Na última terça-feira (22), um atentado violento chocou a cidade turística de Pahalgam, na Caxemira administrada pela Índia, deixando 26 mortos e 17 feridos, conforme dados oficiais. As vítimas foram identificadas em sua maioria como civis indianos, no que já é classificado como o ataque mais letal deste século na região. A reação imediata reacendeu temores de uma escalada perigosa, inclusive com riscos nucleares: a Índia acusou o Paquistão de patrocinar o ataque, acusação negada por Islamabad.
As raízes do conflito remontam à Partição da Índia Britânica, em 1947, quando a colônia foi dividida em dois Estados: um de maioria hindu (Índia) e outro muçulmano (Paquistão). A Caxemira, então principado autônomo sob o marajá hindu Hari Singh, tornou-se um epicentro de disputa, pois, apesar da maioria muçulmana, o governante optou pela adesão à Índia, desencadeando a primeira guerra entre os países.
Apesar do cessar-fogo de 1949 que dividiu o território e da inclusão do Artigo 370 na Constituição indiana, garantindo certa autonomia a Jammu e Caxemira, a Caxemira tornou-se um Estado semicolonial. A autonomia prometida nunca se concretizou plenamente, criando um limbo político que alimentou décadas de insatisfação e intensificou movimentos de insurgência, em sua maioria grupos islâmicos jihadistas apoiados pelo Paquistão.
O ataque recente, no entanto, introduz um novo ator: a Frente de Resistência da Caxemira (TRF), grupo pouco conhecido que afirma ser um movimento local e secular, sem ligações com Islamabad, surgido em 2020 após a revogação do Artigo 370, que eliminou o status especial da região. A medida permitiu a administração direta por Nova Délhi, vista como afronta à identidade local.
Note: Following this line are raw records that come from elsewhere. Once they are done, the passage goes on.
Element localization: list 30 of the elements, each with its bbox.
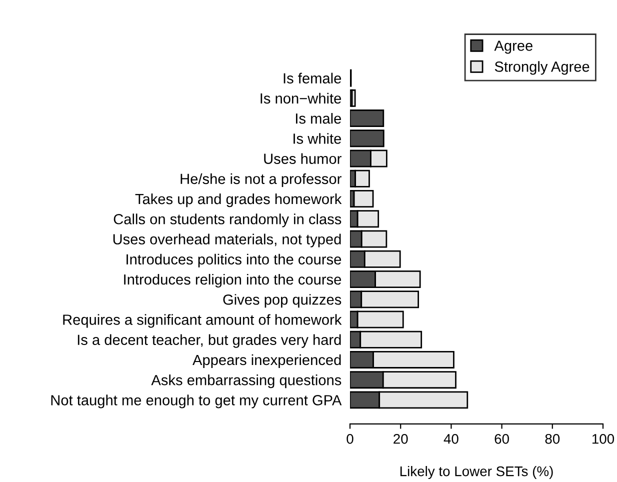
y-tick-label: Introduces religion into the course xyxy=(124,274,342,288)
bar xyxy=(350,130,384,148)
y-tick-label: Is a decent teacher, but grades very hard xyxy=(78,334,341,348)
x-tick-label: 0 xyxy=(346,434,354,444)
bar xyxy=(351,89,356,107)
y-tick-label: Gives pop quizzes xyxy=(223,294,342,308)
x-tick-label: 60 xyxy=(494,434,509,444)
y-tick-label: Introduces politics into the course xyxy=(126,254,342,268)
y-tick-label: Uses humor xyxy=(264,153,342,164)
legend-label: Agree xyxy=(494,40,532,54)
x-axis-title: Likely to Lower SETs (%) xyxy=(400,466,553,479)
y-tick-label: Is non−white xyxy=(260,92,342,104)
bar xyxy=(353,190,374,208)
x-tick-label: 20 xyxy=(394,434,408,444)
y-tick-label: Is male xyxy=(296,113,342,124)
y-tick-label: He/she is not a professor xyxy=(180,173,342,187)
y-tick-label: Uses overhead materials, not typed xyxy=(113,234,341,248)
y-tick-label: Requires a significant amount of homework xyxy=(63,314,342,328)
y-tick-label: Is white xyxy=(294,133,342,144)
y-tick-label: Not taught me enough to get my current GPA xyxy=(51,394,342,408)
x-tick-label: 80 xyxy=(545,434,560,444)
legend-label: Strongly Agree xyxy=(494,61,590,75)
y-tick-label: Is female xyxy=(284,72,342,84)
y-tick-label: Takes up and grades homework xyxy=(135,193,342,208)
y-tick-label: Calls on students randomly in class xyxy=(114,214,342,228)
x-tick-label: 40 xyxy=(444,434,458,444)
bar xyxy=(350,110,384,128)
y-tick-label: Asks embarrassing questions xyxy=(151,374,342,388)
y-tick-label: Appears inexperienced xyxy=(192,354,341,368)
x-tick-label: 100 xyxy=(592,434,614,444)
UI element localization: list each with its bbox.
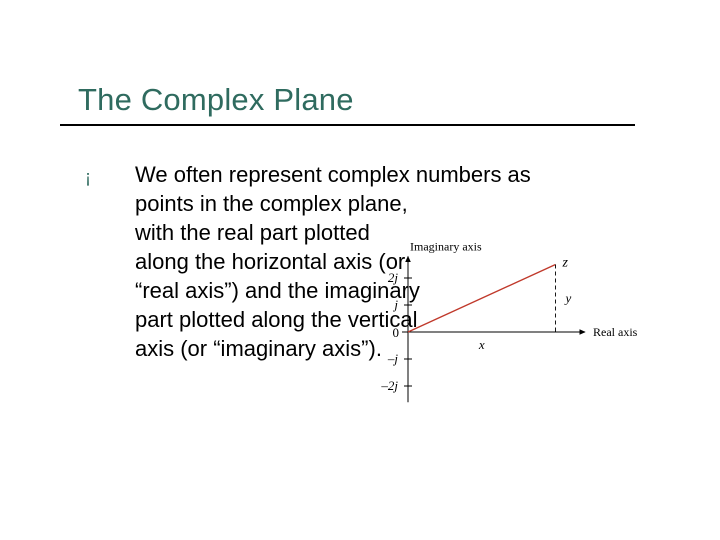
body-line1: We often represent complex numbers as (135, 162, 531, 187)
svg-text:Real axis: Real axis (593, 325, 638, 339)
complex-plane-figure: 2j j –j –2j 0 z y x Imaginary axis Real axis (350, 192, 660, 422)
svg-text:–j: –j (387, 351, 399, 366)
bullet-marker: ¡ (85, 168, 91, 186)
svg-text:–2j: –2j (380, 378, 398, 393)
slide: The Complex Plane ¡ We often represent c… (0, 0, 720, 540)
svg-text:y: y (564, 290, 572, 305)
svg-text:2j: 2j (388, 270, 399, 285)
svg-text:0: 0 (393, 325, 400, 340)
svg-text:Imaginary axis: Imaginary axis (410, 239, 482, 253)
svg-text:x: x (478, 337, 485, 352)
slide-title: The Complex Plane (78, 82, 354, 118)
svg-text:z: z (562, 256, 569, 271)
title-underline (60, 124, 635, 126)
svg-text:j: j (392, 297, 398, 312)
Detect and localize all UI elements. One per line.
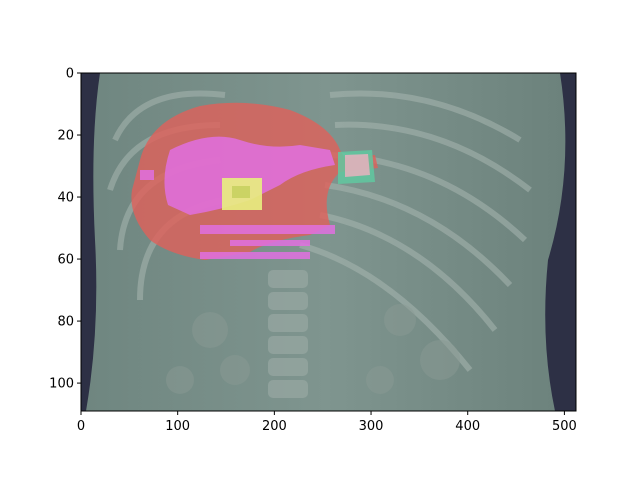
y-tick-label: 40 — [57, 191, 74, 206]
ct-image — [81, 73, 576, 411]
x-tick-label: 500 — [552, 419, 577, 434]
plot-frame — [80, 72, 577, 412]
x-tick-label: 100 — [165, 419, 190, 434]
x-tick-label: 400 — [455, 419, 480, 434]
x-axis: 0 100 200 300 400 500 — [77, 411, 577, 434]
y-axis: 0 20 40 60 80 100 — [49, 67, 81, 392]
x-tick-label: 300 — [359, 419, 384, 434]
x-tick-label: 200 — [262, 419, 287, 434]
y-tick-label: 60 — [57, 253, 74, 268]
y-tick-label: 100 — [49, 377, 74, 392]
y-tick-label: 80 — [57, 315, 74, 330]
y-tick-label: 20 — [57, 129, 74, 144]
y-tick-label: 0 — [66, 67, 74, 82]
x-tick-label: 0 — [77, 419, 85, 434]
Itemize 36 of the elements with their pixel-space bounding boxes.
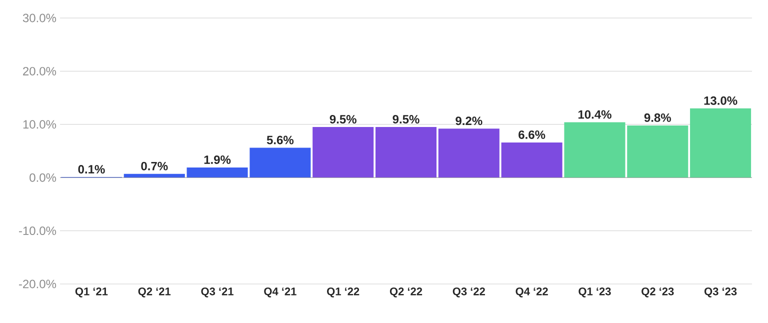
data-label: 0.7%	[141, 162, 168, 170]
bar	[312, 127, 374, 178]
bar	[375, 127, 437, 178]
x-tick-label: Q2 ‘22	[390, 288, 422, 298]
data-label: 9.5%	[330, 115, 356, 124]
bar	[690, 108, 752, 178]
data-label: 1.9%	[204, 155, 231, 164]
bar	[124, 174, 185, 178]
data-label: 10.4%	[578, 110, 612, 119]
x-tick-label: Q1 ‘22	[327, 288, 360, 298]
data-label: 6.6%	[518, 130, 546, 139]
x-tick-label: Q2 ‘23	[642, 288, 674, 298]
bar	[627, 125, 688, 178]
y-tick-label: 10.0%	[23, 120, 56, 129]
x-tick-label: Q4 ‘21	[264, 288, 296, 298]
x-tick-label: Q3 ‘23	[704, 288, 737, 298]
bar	[438, 128, 500, 178]
bar	[564, 122, 626, 178]
y-tick-label: 20.0%	[23, 66, 56, 76]
y-tick-label: -20.0%	[18, 280, 56, 288]
data-label: 9.5%	[392, 115, 420, 124]
data-label: 5.6%	[266, 136, 294, 144]
x-tick-label: Q3 ‘22	[452, 288, 485, 298]
x-tick-label: Q1 ‘23	[578, 288, 611, 298]
data-label: 9.8%	[644, 113, 671, 122]
data-label: 0.1%	[78, 165, 105, 174]
bar	[501, 142, 562, 178]
y-tick-label: 30.0%	[22, 14, 56, 22]
y-tick-label: 0.0%	[30, 173, 56, 182]
x-tick-label: Q4 ‘22	[516, 288, 548, 298]
y-tick-label: -10.0%	[18, 226, 56, 236]
data-label: 9.2%	[456, 116, 482, 126]
data-label: 13.0%	[704, 96, 738, 105]
x-tick-label: Q1 ‘21	[75, 288, 108, 298]
x-tick-label: Q2 ‘21	[138, 288, 171, 298]
x-tick-label: Q3 ‘21	[201, 288, 234, 298]
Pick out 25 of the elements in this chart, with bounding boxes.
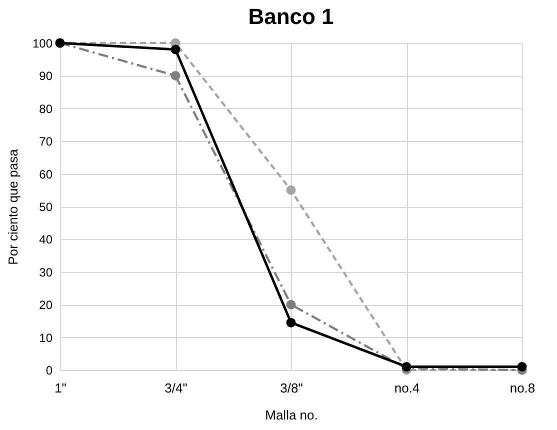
x-tick-label: no.4 — [394, 380, 420, 396]
y-tick-label: 10 — [39, 330, 53, 345]
y-tick-label: 70 — [39, 134, 53, 149]
point — [517, 362, 527, 372]
y-tick-label: 30 — [39, 265, 53, 280]
x-tick-label: no.8 — [510, 380, 536, 396]
x-tick-label: 1" — [54, 380, 67, 396]
y-tick-label: 40 — [39, 232, 53, 247]
y-axis-title: Por ciento que pasa — [5, 148, 20, 265]
y-tick-label: 50 — [39, 200, 53, 214]
y-tick-label: 80 — [39, 102, 53, 116]
point — [286, 185, 296, 195]
y-tick-label: 90 — [39, 69, 53, 84]
x-tick-label: 3/8" — [280, 380, 304, 396]
point — [286, 300, 296, 310]
chart-title: Banco 1 — [248, 4, 334, 29]
point — [170, 44, 180, 54]
x-tick-label: 3/4" — [164, 380, 188, 396]
y-tick-label: 20 — [39, 298, 53, 312]
y-tick-label: 60 — [39, 167, 53, 182]
point — [286, 318, 296, 328]
y-tick-label: 0 — [46, 364, 53, 378]
y-tick-label: 100 — [32, 36, 53, 50]
point — [170, 70, 180, 80]
x-axis-title: Malla no. — [265, 408, 318, 422]
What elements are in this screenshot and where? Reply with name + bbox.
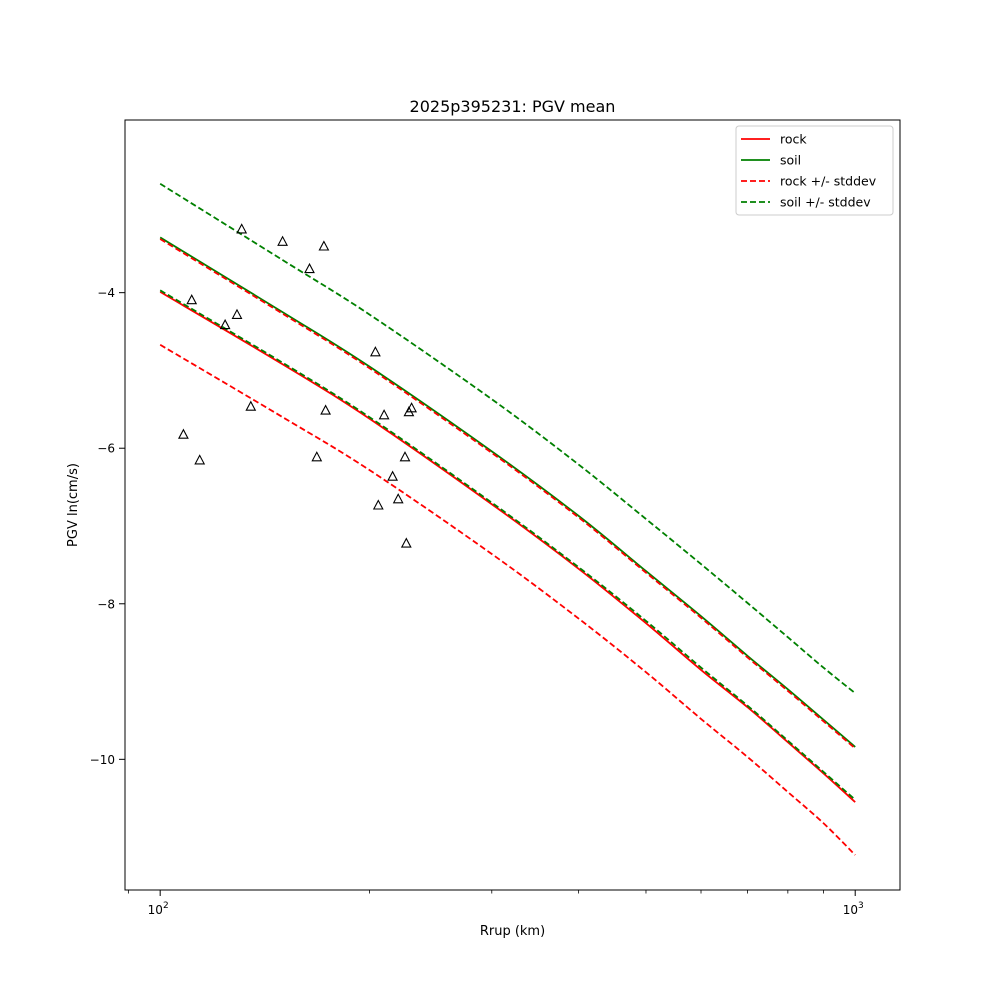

A novidade da investida é a mudança de tática: civis foram atacados deliberadamente. A crise na Caxemira é, como tantas outras, um nó histórico envolvendo religião, geopolítica e identidade, agravado pelo legado colonial. Nesse cenário, grupos como o TRF encontram terreno fértil para recrutamento, e sua radicalização sugere que a janela para um desfecho pacífico está se fechando.
Soluções requerem reconhecer três verdades inconvenientes: o apoio paquistanês a insurgentes alimenta a violência, visto que o país perdeu o controle sobre os grupos que ajudou a criar; a repressão indiana - com toques de recolher, detenções arbitrárias e censura - aprofunda o ressentimento local, gerando mais militantes do que elimina; e, mais importante, os caxemires devem ser sujeitos, não objetos, deste processo.
Qualquer resposta duradoura exigirá mais que medidas unilaterais ou retórica belicista, trazendo ao centro do diálogo o fim do sofrimento da população caxemira. Do contrário, a região seguirá refém de um ciclo de violência cujas consequências podem ir além de suas fronteiras.